En el patio del instituto, todos los viernes por la tarde. No recuerdo muy bien si antes íbamos a casa a comer y luego volvíamos. Supongo que sí. Pero, a media tarde, allí estábamos los cuatro, prácticamente sin hacer la digestión, que era algo que preocupaba sobremanera a las madres de entonces. E, B, T y yo que también tendría que llamarme T pero dos llevan a confusión. E era Larry Bird pero no se parecía en nada a él. B era Michael Jordan y sí que intentaba imitarlo. Como aquel otro tío que cuando jugaba en el equipo de Minas su padre siempre comentaba desde el banquillo como había estado practicando aquella jugada que aprendió del mismísimo Michael Jordan, como si el 23 hubiese venido en vuelo directo desde Chicago para enseñársela. T, por su parte, no tenía un modelo muy claro a seguir, lo suyo era entrar a canasta con los pasos marcados y la jugada del polvorón. Yo era Magic Johnson pero en lo único en lo que me parecía a él era en el sobrepeso que cogería tiempo después de su retirada.
E y T siempre jugaban juntos porque eran prácticamente vecinos. B y yo nos conocíamos desde pequeños, así que hacíamos equipo aunque, a veces, muy pocas veces, nos cambiábamos por aquello de repartirse al torpe que, por lo común, era yo. Horas y horas de sudor, tiros fallados y piques sin apuestas pero con el orgullo minúsculo de la corajinosa pubertad.

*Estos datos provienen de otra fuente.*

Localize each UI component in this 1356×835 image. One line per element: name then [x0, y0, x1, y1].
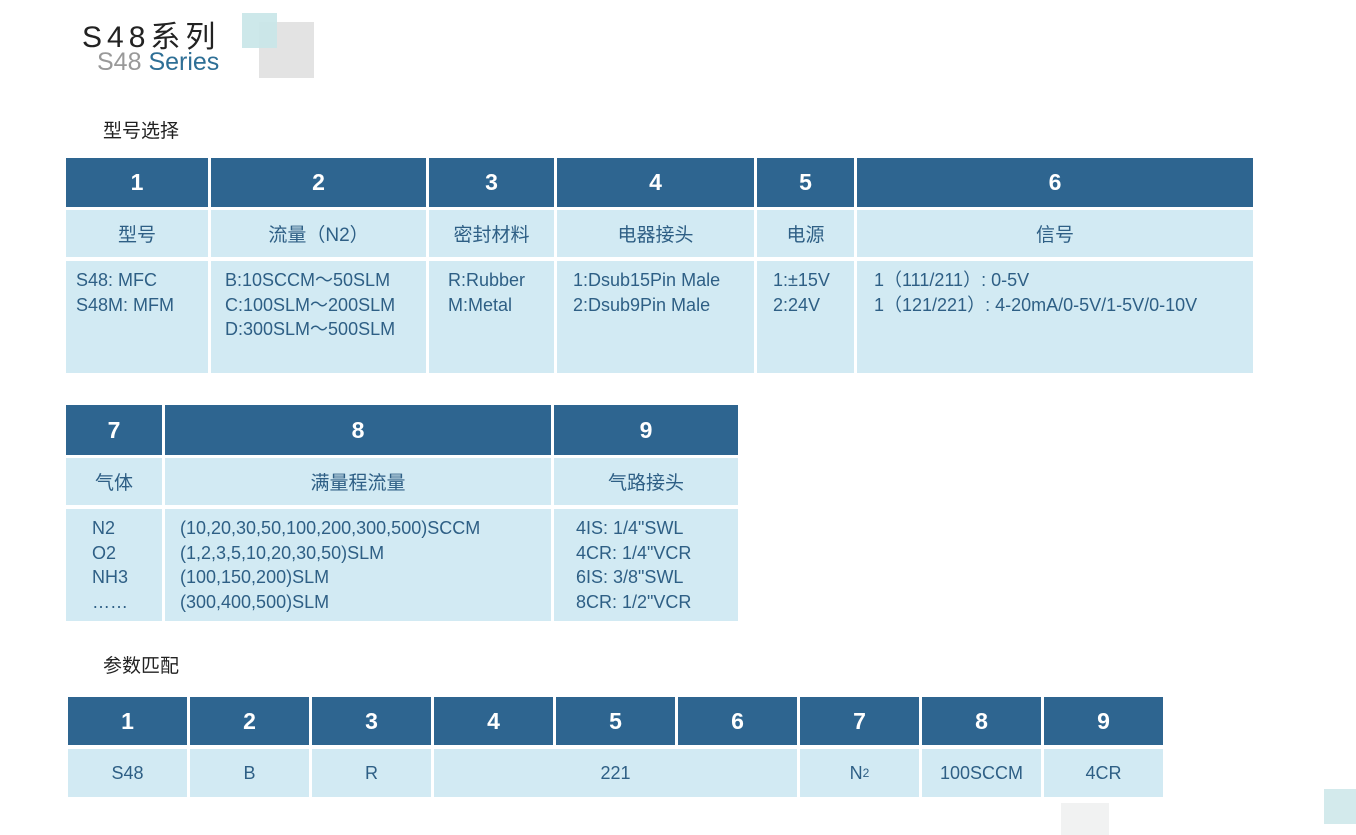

A veces ganaban unos, otras veces otros y todos teníamos un rol y un carácter que empezaba a aflorar y se confirmó mucho tiempo después. No creo que aprendiéramos a jugar al baloncesto, pero el baloncesto nos enseñó a compartir, competir, enfadarse, perdonar, olvidar y recordar para siempre. Los pósteres ya no están en nuestras habitaciones. Los sueños nunca fueron muy tangibles. En realidad, creo que aquello solo era una metáfora. Una metáfora que ahora tiene un significado distinto, visto desde tan lejos y tan tarde.
Muchos años después, acompañado por un simpático chaval llamado Jacob, me saqué una foto junto a la estatua que erigieron en honor a Michael Jordan justo a la entrada del estadio de los Chicago Bulls. También nos fotografiamos junto a la puerta de su casa, con el 23 labrado en forja. Me acordé de los tres. T se casó con una anestesista y ya no sé nada de él. B también se casó y trabaja en algo relacionado con el deporte, pero un deporte que usa una pelota mucho más pequeña y no mueve tanto dinero. E y yo aún quedamos para tomar unas cervezas y evocar aquellos días que se han ido haciendo tan pequeños que apenas podemos verlos sin las gafas de la nostalgia. Yo escribo con ínfulas poéticas tan mediocres como esa última y no he vuelto a coger un balón de baloncesto desde que jugaba con aquel chaval tan simpático en el garaje de su casa en Ida Grove, Iowa. E sigue siendo Larry Bird, B, Michael Jordan y T no tiene ningún modelo muy claro a seguir. Yo cada día me parezco más a Magic Johnson y los cuatro volveremos algún día a jugar en el patio del Instituto, aunque sea en diferido. Y los sueños, sueños son.